Le rôle des acteurs non étatiques et de leurs réseaux est décisif dans la construction du débat public et dans le processus de construction des consensus. Les organisations non gouvernementales, ne représentent qu’elles mêmes et leurs adhérents, comme les entreprises ne représentent que leurs actionnaires et, j’allais ajouter, les Etats ne représentent que leurs électeurs. Mais il ne faut pas oublier que quand un système est complexe, la démocratie change fondamentalement de nature. Le temps fort n’est pas, n’est plus le moment de la décision. Le temps fort est celui où l’on définit le processus par lequel les différentes parties prenantes confronteront leurs points de vue. La recherche d’une solution satisfaisante l’emporte sur le choix entre des solutions alternatives.

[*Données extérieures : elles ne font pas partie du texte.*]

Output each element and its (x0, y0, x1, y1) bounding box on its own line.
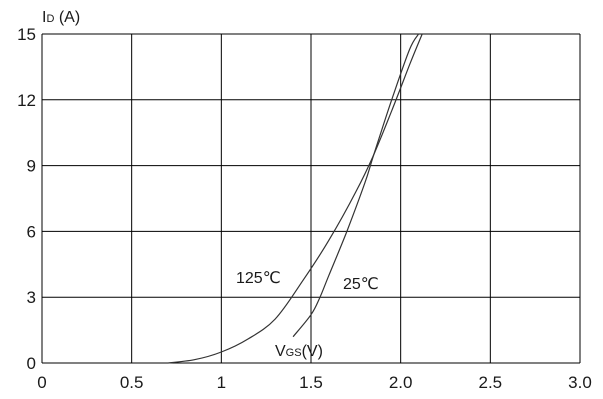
y-tick-label: 12 (17, 91, 36, 110)
x-tick-label: 0.5 (120, 373, 144, 392)
y-tick-label: 0 (27, 354, 36, 373)
x-tick-label: 2.5 (479, 373, 503, 392)
series-line-0 (167, 33, 423, 364)
x-tick-label: 0 (37, 373, 46, 392)
curves (167, 33, 423, 364)
series-label-25c: 25℃ (343, 276, 379, 293)
series-line-1 (292, 33, 420, 338)
y-tick-label: 9 (27, 157, 36, 176)
y-tick-label: 6 (27, 222, 36, 241)
series-label-125c: 125℃ (236, 270, 281, 287)
x-tick-label: 2.0 (389, 373, 413, 392)
x-tick-labels: 0 0.5 1 1.5 2.0 2.5 3.0 (37, 373, 592, 392)
x-tick-label: 1.5 (299, 373, 323, 392)
grid (41, 33, 581, 364)
x-axis-title: VGS(V) (275, 343, 323, 360)
y-tick-labels: 0 3 6 9 12 15 (17, 25, 36, 373)
y-tick-label: 3 (27, 288, 36, 307)
y-tick-label: 15 (17, 25, 36, 44)
x-tick-label: 3.0 (568, 373, 592, 392)
y-axis-title: ID (A) (42, 9, 80, 26)
x-tick-label: 1 (217, 373, 226, 392)
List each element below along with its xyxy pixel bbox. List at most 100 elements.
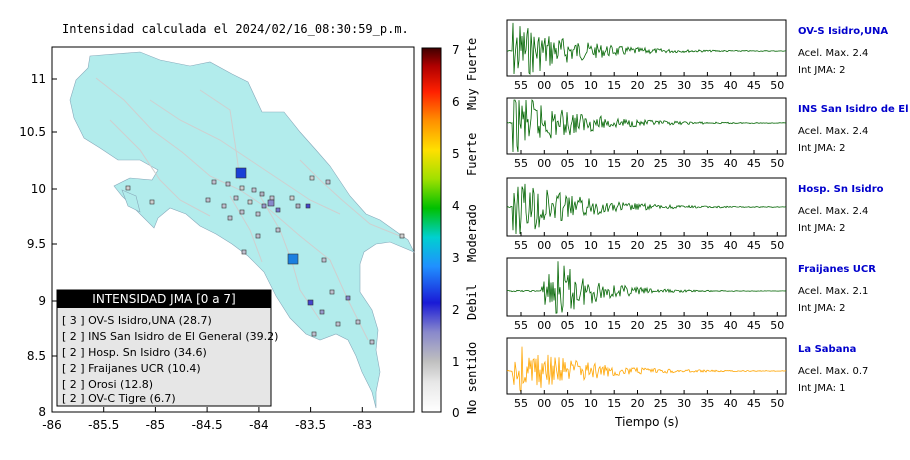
trace-tick-label: 40 (724, 157, 738, 170)
trace-tick-label: 00 (537, 397, 551, 410)
station-acel: Acel. Max. 2.4 (798, 126, 868, 137)
svg-text:2: 2 (452, 303, 460, 317)
trace-tick-label: 45 (747, 397, 761, 410)
trace-tick-label: 50 (770, 79, 784, 92)
map-x-tick: -84 (249, 418, 269, 432)
station-acel: Acel. Max. 2.4 (798, 206, 868, 217)
trace-tick-label: 50 (770, 319, 784, 332)
trace-panel (506, 97, 787, 155)
trace-tick-label: 00 (537, 79, 551, 92)
trace-tick-label: 15 (607, 319, 621, 332)
station-acel: Acel. Max. 2.1 (798, 286, 868, 297)
map-x-tick: -83.5 (295, 418, 326, 432)
trace-tick-label: 05 (561, 397, 575, 410)
svg-text:0: 0 (452, 406, 460, 420)
trace-tick-label: 05 (561, 319, 575, 332)
station-name: La Sabana (798, 344, 856, 355)
legend-item: [ 3 ] OV-S Isidro,UNA (28.7) (62, 314, 212, 327)
label-muy-fuerte: Muy Fuerte (465, 38, 479, 110)
trace-tick-label: 05 (561, 157, 575, 170)
station-jma: Int JMA: 2 (798, 223, 846, 234)
map-x-tick-marks (103, 407, 363, 412)
trace-tick-label: 45 (747, 239, 761, 252)
trace-tick-label: 00 (537, 239, 551, 252)
map-y-tick: 10.5 (19, 125, 46, 139)
trace-tick-label: 00 (537, 319, 551, 332)
trace-tick-label: 35 (700, 157, 714, 170)
legend-item: [ 2 ] Fraijanes UCR (10.4) (62, 362, 201, 375)
trace-panel (506, 337, 787, 395)
label-fuerte: Fuerte (465, 133, 479, 176)
trace-tick-label: 50 (770, 239, 784, 252)
trace-tick-label: 10 (584, 79, 598, 92)
trace-tick-label: 10 (584, 319, 598, 332)
trace-tick-label: 30 (677, 319, 691, 332)
trace-tick-label: 45 (747, 157, 761, 170)
map-y-tick-marks (52, 78, 57, 357)
map-y-tick: 10 (31, 182, 46, 196)
trace-tick-label: 35 (700, 397, 714, 410)
svg-text:4: 4 (452, 199, 460, 213)
trace-tick-label: 30 (677, 79, 691, 92)
road-network (95, 77, 401, 341)
map-y-tick: 8.5 (27, 349, 46, 363)
trace-tick-label: 20 (631, 319, 645, 332)
waveform (506, 346, 786, 394)
trace-tick-label: 20 (631, 397, 645, 410)
trace-tick-label: 45 (747, 79, 761, 92)
station-acel: Acel. Max. 2.4 (798, 48, 868, 59)
trace-tick-label: 55 (514, 319, 528, 332)
trace-tick-label: 10 (584, 397, 598, 410)
map-x-tick: -85 (146, 418, 166, 432)
trace-tick-label: 55 (514, 239, 528, 252)
map-x-axis: -86 -85.5 -85 -84.5 -84 -83.5 -83 (42, 418, 372, 432)
svg-text:6: 6 (452, 95, 460, 109)
colorbar-ticks: 7 6 5 4 3 2 1 0 (452, 43, 460, 420)
station-jma: Int JMA: 2 (798, 303, 846, 314)
trace-tick-label: 25 (654, 157, 668, 170)
legend-item: [ 2 ] Orosi (12.8) (62, 378, 153, 391)
station-jma: Int JMA: 2 (798, 65, 846, 76)
station-name: INS San Isidro de El Ge (798, 104, 910, 115)
trace-tick-label: 40 (724, 319, 738, 332)
map-y-tick: 11 (31, 72, 46, 86)
trace-tick-label: 20 (631, 157, 645, 170)
label-debil: Debil (465, 284, 479, 320)
legend-title: INTENSIDAD JMA [0 a 7] (92, 292, 235, 306)
trace-tick-label: 35 (700, 319, 714, 332)
colorbar-labels: Muy Fuerte Fuerte Moderado Debil No sent… (465, 38, 479, 414)
trace-tick-label: 20 (631, 79, 645, 92)
trace-tick-label: 25 (654, 397, 668, 410)
svg-text:7: 7 (452, 43, 460, 57)
intensity-legend: INTENSIDAD JMA [0 a 7] [ 3 ] OV-S Isidro… (56, 289, 278, 407)
station-markers (125, 167, 405, 345)
trace-tick-label: 15 (607, 157, 621, 170)
map-y-tick: 9.5 (27, 237, 46, 251)
svg-text:3: 3 (452, 251, 460, 265)
legend-item: [ 2 ] Hosp. Sn Isidro (34.6) (62, 346, 207, 359)
legend-item: [ 2 ] OV-C Tigre (6.7) (62, 392, 176, 405)
trace-tick-label: 45 (747, 319, 761, 332)
trace-tick-label: 55 (514, 397, 528, 410)
station-acel: Acel. Max. 0.7 (798, 366, 868, 377)
map-title: Intensidad calculada el 2024/02/16_08:30… (62, 22, 409, 36)
label-no-sentido: No sentido (465, 342, 479, 414)
trace-tick-label: 20 (631, 239, 645, 252)
map-x-tick: -86 (42, 418, 62, 432)
map-y-tick: 9 (38, 294, 46, 308)
trace-tick-label: 25 (654, 239, 668, 252)
trace-panel (506, 257, 787, 317)
trace-tick-label: 30 (677, 397, 691, 410)
trace-tick-label: 35 (700, 239, 714, 252)
traces-xlabel: Tiempo (s) (614, 415, 679, 429)
trace-tick-label: 50 (770, 397, 784, 410)
trace-tick-label: 25 (654, 319, 668, 332)
trace-tick-label: 55 (514, 157, 528, 170)
waveform (506, 22, 786, 75)
trace-tick-label: 40 (724, 239, 738, 252)
station-name: Hosp. Sn Isidro (798, 184, 884, 195)
costa-rica-landmass (69, 51, 415, 409)
map-y-axis: 11 10.5 10 9.5 9 8.5 8 (19, 72, 46, 419)
trace-tick-label: 25 (654, 79, 668, 92)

Or, dans ce processus de recherche d’une solution satisfaisante, les organisations non gouvernementales, plus généralement les acteurs non étatiques, ont un rôle décisif à jouer pour énoncer les enjeux, explorer les alternatives, apporter leur expertise, incarner les intérêts et les valeurs de leurs membres.
Il est intéressant de noter que les grands acteurs non étatiques, très grandes entreprises ou ONG, s’organisent spontanément par région du monde et non par Etat. On ne peut mettre sur le même plan la Chine et le Burkina Faso. J’ai acquis depuis longtemps la conviction qu’il n’y aura de véritable gouvernance mondiale que dans la mesure où se construiront des entités régionales, disons une vingtaine pour le monde, qui négocieront entre elles. A mains égards, l’organisation spontanée des acteurs non étatiques préfigure ce découpage régional.